Wareham mother says police racially profiled her son

Police chief says matching car ‘had to be checked out’
Jun 14, 2022

Jody Santagate wants people to know that she loves Wareham, that she has great respect for law enforcement and that members of her family have served in the force.

But the way her youngest son was treated when he was stopped by Wareham police on Saturday, she says, did not follow protocol. She said her son was detained by police in the aftermath of a reported shooting in Onset on Saturday.

“I need to make an example that this is not the way police conduct themselves,” said Santagate, a former Select Board candidate. “I believe my son was racially profiled.”

Nothing matching Santagate's description of the incident appears on Wareham police logs for Saturday.

Police Chief Walter Correia shared a comment on the incident on Tuesday afternoon.

“I understand and can appreciate why the mother is upset that her son was detained but the officers were reacting to the information that was given to them at the time of the event and unfortunately her son and his friends were in a vehicle that was reported to be involved in the incident and it had to be checked out,” Correia said in an email. “As I stated to the mother, if her son was shot and we got information about a possible vehicle involved, I'd expect the Officers to do the exact same thing they did this past Saturday. Once it was determined that her son and his passengers were not involved, they were free to leave the area.”

Her 17-year-old son, who is Cape Verdean and Wampanoag, drove her black Honda to a store in Onset early Saturday afternoon to buy a Slurpee, Santagate said.He picked up some friends, his mother said, and started driving up Onset Avenue.
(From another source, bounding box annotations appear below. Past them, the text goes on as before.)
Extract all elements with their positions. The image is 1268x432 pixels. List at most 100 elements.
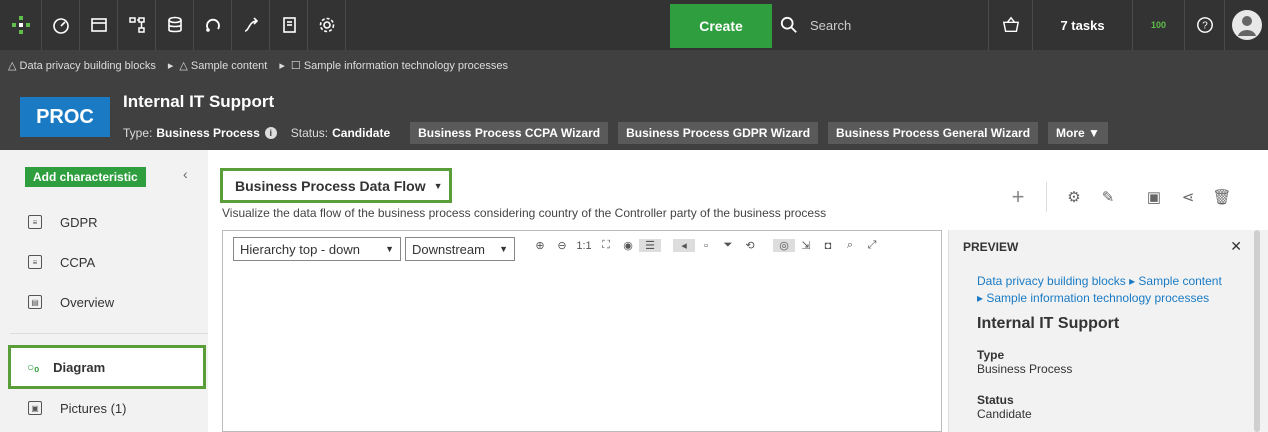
sidebar-divider [10, 333, 208, 334]
svg-text:?: ? [1202, 21, 1208, 32]
filter-icon[interactable]: ⏷ [717, 239, 739, 252]
sidebar: Add characteristic ‹ ≡ GDPR ≡ CCPA ▤ Overvi… [0, 150, 208, 432]
chevron-down-icon: ▼ [385, 244, 394, 254]
page-icon: ≡ [28, 215, 42, 229]
status-label: Status: [290, 126, 329, 140]
page-title: Internal IT Support [123, 92, 275, 111]
search-box[interactable]: Search [780, 0, 980, 50]
asset-meta: Type: Business Process i Status: Candida… [123, 122, 1108, 144]
image-icon[interactable]: ▫ [695, 240, 717, 252]
notifications-count: 100 [1150, 20, 1167, 30]
chevron-down-icon: ▼ [433, 180, 443, 191]
page-icon: ≡ [28, 255, 42, 269]
share-icon[interactable]: ⋖ [1171, 188, 1205, 206]
compass-icon[interactable]: ◉ [617, 239, 639, 252]
ccpa-wizard-button[interactable]: Business Process CCPA Wizard [410, 122, 609, 144]
export-icon[interactable]: ⇲ [795, 239, 817, 252]
sidebar-item-overview[interactable]: ▤ Overview [0, 282, 208, 322]
view-description: Visualize the data flow of the business … [222, 206, 827, 220]
fit-screen-icon[interactable]: ⛶ [595, 239, 617, 252]
sidebar-item-diagram[interactable]: ○ₒ Diagram [8, 345, 206, 389]
dashboard-icon[interactable] [42, 0, 80, 50]
breadcrumb-item[interactable]: ☐ Sample information technology processe… [291, 59, 514, 72]
zoom-in-icon[interactable]: ⊕ [529, 239, 551, 252]
help-icon[interactable]: ? [1184, 0, 1224, 50]
hierarchy-icon[interactable] [118, 0, 156, 50]
direction-select[interactable]: Downstream ▼ [405, 237, 515, 261]
basket-icon[interactable] [988, 0, 1032, 50]
preview-breadcrumb-line[interactable]: ▸ Sample information technology processe… [977, 290, 1247, 307]
create-button[interactable]: Create [670, 4, 772, 48]
collapse-icon[interactable]: ◂ [673, 239, 695, 252]
app-logo-icon[interactable] [0, 0, 42, 50]
tasks-button[interactable]: 7 tasks [1032, 0, 1132, 50]
settings-icon[interactable] [308, 0, 346, 50]
notifications-icon[interactable]: 100 [1132, 0, 1184, 50]
toolbar-divider [1046, 182, 1047, 212]
search-placeholder: Search [810, 17, 852, 33]
camera-icon[interactable]: ◘ [817, 240, 839, 252]
search-icon[interactable]: ⌕ [839, 239, 861, 252]
view-selector-dropdown[interactable]: Business Process Data Flow ▼ [220, 168, 452, 203]
settings-icon[interactable]: ⚙ [1057, 188, 1091, 206]
chevron-down-icon: ▼ [499, 244, 508, 254]
avatar[interactable] [1224, 0, 1268, 50]
type-value: Business Process [156, 126, 260, 140]
search-icon [780, 16, 797, 33]
type-label: Type: [123, 126, 153, 140]
delete-icon[interactable]: 🗑 [1205, 188, 1239, 206]
general-wizard-button[interactable]: Business Process General Wizard [828, 122, 1039, 144]
catalog-icon[interactable] [80, 0, 118, 50]
preview-heading: PREVIEW [963, 240, 1019, 254]
collapse-sidebar-icon[interactable]: ‹ [183, 166, 188, 182]
breadcrumb-item[interactable]: △ Data privacy building blocks [8, 59, 162, 72]
preview-type-value: Business Process [977, 362, 1073, 376]
sidebar-item-label: Pictures (1) [60, 400, 127, 416]
info-icon[interactable]: i [264, 127, 277, 139]
reports-icon[interactable] [270, 0, 308, 50]
zoom-out-icon[interactable]: ⊖ [551, 239, 573, 252]
asset-type-badge: PROC [20, 97, 110, 137]
breadcrumb-separator-icon: ▸ [167, 59, 174, 72]
asset-header: PROC Internal IT Support Type: Business … [0, 80, 1268, 150]
pictures-icon: ▣ [28, 401, 42, 415]
legend-icon[interactable]: ☰ [639, 239, 661, 252]
more-button[interactable]: More ▼ [1048, 122, 1108, 144]
preview-breadcrumb-line[interactable]: Data privacy building blocks ▸ Sample co… [977, 273, 1247, 290]
preview-breadcrumb[interactable]: Data privacy building blocks ▸ Sample co… [977, 273, 1247, 307]
preview-scrollbar[interactable] [1254, 230, 1260, 432]
top-navigation-bar: Create Search 7 tasks 100 ? [0, 0, 1268, 50]
fullscreen-icon[interactable]: ⤢ [861, 239, 883, 252]
gdpr-wizard-button[interactable]: Business Process GDPR Wizard [618, 122, 819, 144]
workflow-icon[interactable] [194, 0, 232, 50]
save-icon[interactable]: ▣ [1137, 188, 1171, 206]
breadcrumb: △ Data privacy building blocks ▸ △ Sample… [0, 50, 1268, 80]
refresh-icon[interactable]: ⟲ [739, 239, 761, 252]
preview-title: Internal IT Support [977, 315, 1120, 332]
lineage-icon[interactable] [232, 0, 270, 50]
add-icon[interactable]: + [1000, 184, 1036, 210]
sidebar-item-label: Overview [60, 294, 115, 310]
status-value: Candidate [332, 126, 391, 140]
sidebar-item-ccpa[interactable]: ≡ CCPA [0, 242, 208, 282]
close-icon[interactable]: ✕ [1230, 238, 1242, 255]
zoom-reset-button[interactable]: 1:1 [573, 240, 595, 252]
sidebar-item-label: GDPR [60, 214, 98, 230]
sidebar-item-gdpr[interactable]: ≡ GDPR [0, 202, 208, 242]
edit-icon[interactable]: ✎ [1091, 188, 1125, 206]
show-icon[interactable]: ◎ [773, 239, 795, 252]
overview-icon: ▤ [28, 295, 42, 309]
preview-panel: PREVIEW ✕ Data privacy building blocks ▸… [948, 230, 1268, 432]
sidebar-item-pictures[interactable]: ▣ Pictures (1) [0, 388, 208, 428]
diagram-icon: ○ₒ [27, 360, 40, 374]
layout-select[interactable]: Hierarchy top - down ▼ [233, 237, 401, 261]
add-characteristic-button[interactable]: Add characteristic [25, 167, 146, 187]
diagram-toolbar: ⊕ ⊖ 1:1 ⛶ ◉ ☰ ◂ ▫ ⏷ ⟲ ◎ ⇲ ◘ ⌕ ⤢ [529, 239, 883, 252]
diagram-canvas[interactable]: Hierarchy top - down ▼ Downstream ▼ ⊕ ⊖ 1:… [222, 230, 942, 432]
preview-status-label: Status [977, 393, 1014, 407]
database-icon[interactable] [156, 0, 194, 50]
sidebar-item-label: CCPA [60, 254, 96, 270]
sidebar-item-label: Diagram [53, 359, 106, 375]
diagram-actions: + ⚙ ✎ ▣ ⋖ 🗑 [1000, 182, 1239, 212]
breadcrumb-item[interactable]: △ Sample content [179, 59, 273, 72]
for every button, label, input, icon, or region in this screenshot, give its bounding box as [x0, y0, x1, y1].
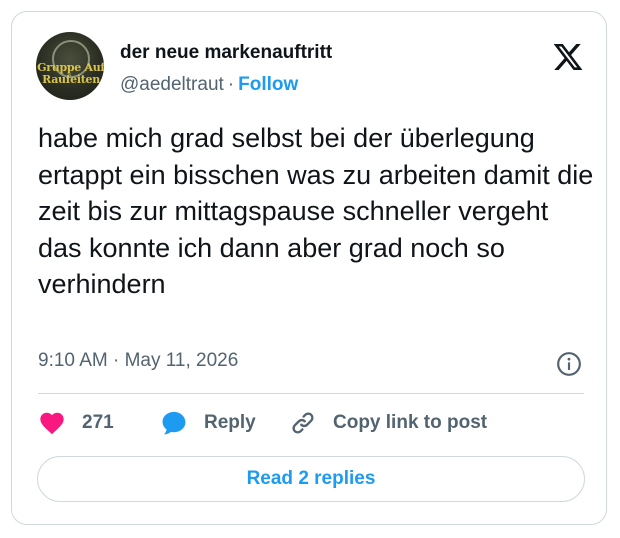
reply-button[interactable]: Reply	[160, 408, 256, 438]
speech-bubble-icon	[162, 411, 186, 435]
tweet-timestamp[interactable]: 9:10 AM · May 11, 2026	[38, 350, 238, 372]
separator-dot: ·	[227, 74, 235, 95]
heart-icon	[40, 412, 64, 435]
follow-button[interactable]: Follow	[238, 74, 298, 95]
display-name[interactable]: der neue markenauftritt	[120, 42, 332, 64]
user-handle[interactable]: @aedeltraut	[120, 74, 224, 95]
info-icon[interactable]	[556, 351, 582, 377]
tweet-card: Gruppe Auf Raufeiten der neue markenauft…	[11, 11, 607, 525]
read-replies-button[interactable]: Read 2 replies	[37, 456, 585, 502]
copy-link-button[interactable]: Copy link to post	[289, 408, 487, 438]
reply-label: Reply	[204, 412, 256, 433]
avatar-logo-text-2: Raufeiten	[42, 73, 100, 86]
tweet-text: habe mich grad selbst bei der überlegung…	[38, 123, 594, 300]
copy-link-label: Copy link to post	[333, 412, 488, 433]
like-count: 271	[82, 412, 114, 433]
link-icon	[292, 412, 314, 434]
handle-row: @aedeltraut · Follow	[120, 74, 298, 96]
x-logo-icon[interactable]	[552, 41, 584, 73]
divider	[38, 393, 584, 394]
avatar[interactable]: Gruppe Auf Raufeiten	[36, 32, 104, 100]
like-button[interactable]: 271	[38, 408, 114, 438]
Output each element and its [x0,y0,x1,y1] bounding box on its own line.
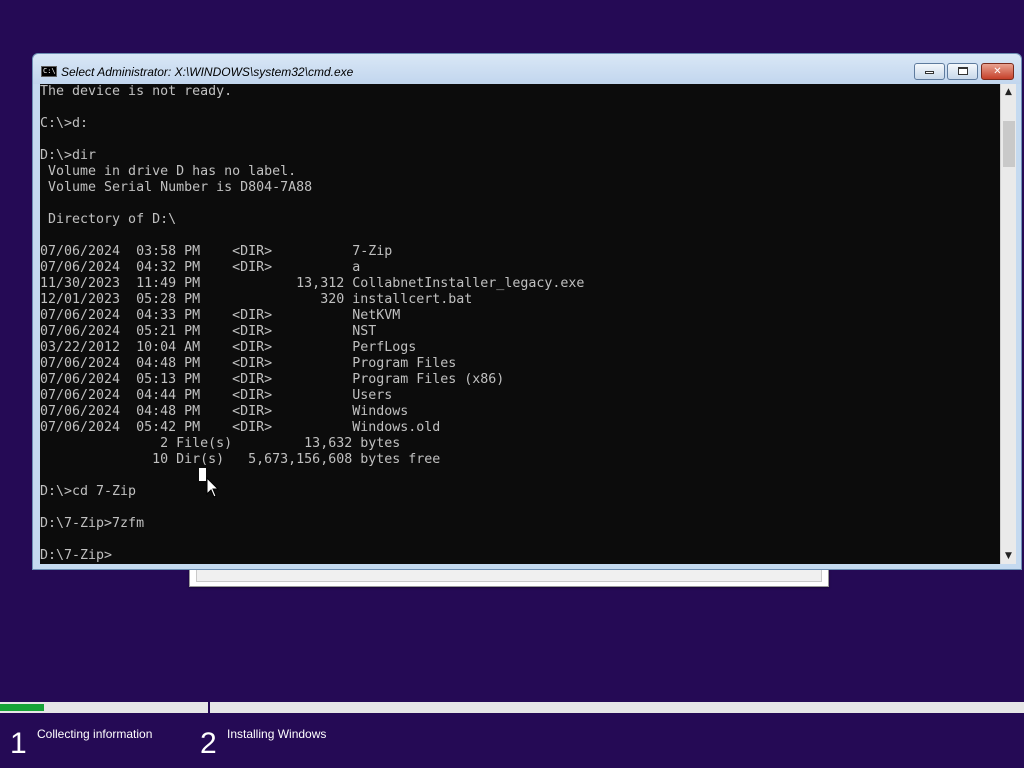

Soon, he noticed that he was being followed by an unmarked police car, Santagate said.

At Aunt Hannah’s Lane, Santagate said he saw a lot of traffic and police officers, and that one cop approached the car and told her son to pull over and get out of the car.

She said the officer threw her son against the car, forcefully patted him down and hand-cuffed him before putting her son in the back of a police cruiser.

Her son was in the car for 22 minutes without air-conditioning, which she said she knows because of an app on her son’s phone she uses to track his whereabouts.

State police officers reportedly later took her son out of the car and sat him on the sidewalk, she said, where his friends also sat hand-cuffed along Onset Avenue.

Photos Santagate provided show her son and three other boys sitting on the sidewalk along Onset Avenue, hands behind their backs, while police officers stand nearby. At least one of the other boys is Cape Verdean, Santagate said, and none are white.

Wareham Week is blurring the boys' faces as they're reportedly all minors and have not been charged with any crime, according to court records and police logs.

Beyond how her son was treated, Santagate said, she shared her concerns that the police reportedly searched her car without a warrant and didn’t ask for her son’s identification. They followed her son in her car, she said, because of a report that the Onset shooter was allegedly in a black car.

Santagate doubted that the color of her car was the only reason her son was pulled over, noting that it’s unlikely hers was the only black car in the area Saturday afternoon.

“If white kids [or] youth got in that car, they would not have been followed,” Santagate said.

“He did not deserve one bit of what he just endured because of police misconduct,” Santagate said. “Someone needs to be held accountable for their actions.”

She shared photos on Monday of her son’s wrists, which still had red indentations from the handcuffs he’d worn two days prior.

Santagate emphasized that her sons are good kids. Her youngest, who was stopped by police on Saturday, was awarded the Scotty Monteiro Jr. award in March. The award honors a Wareham man who was shot and killed in 2009.

Santagate said she has reached out to Wareham’s police chief and the Mashpee Wampanoag Tribe police, and she expects a thorough investigation.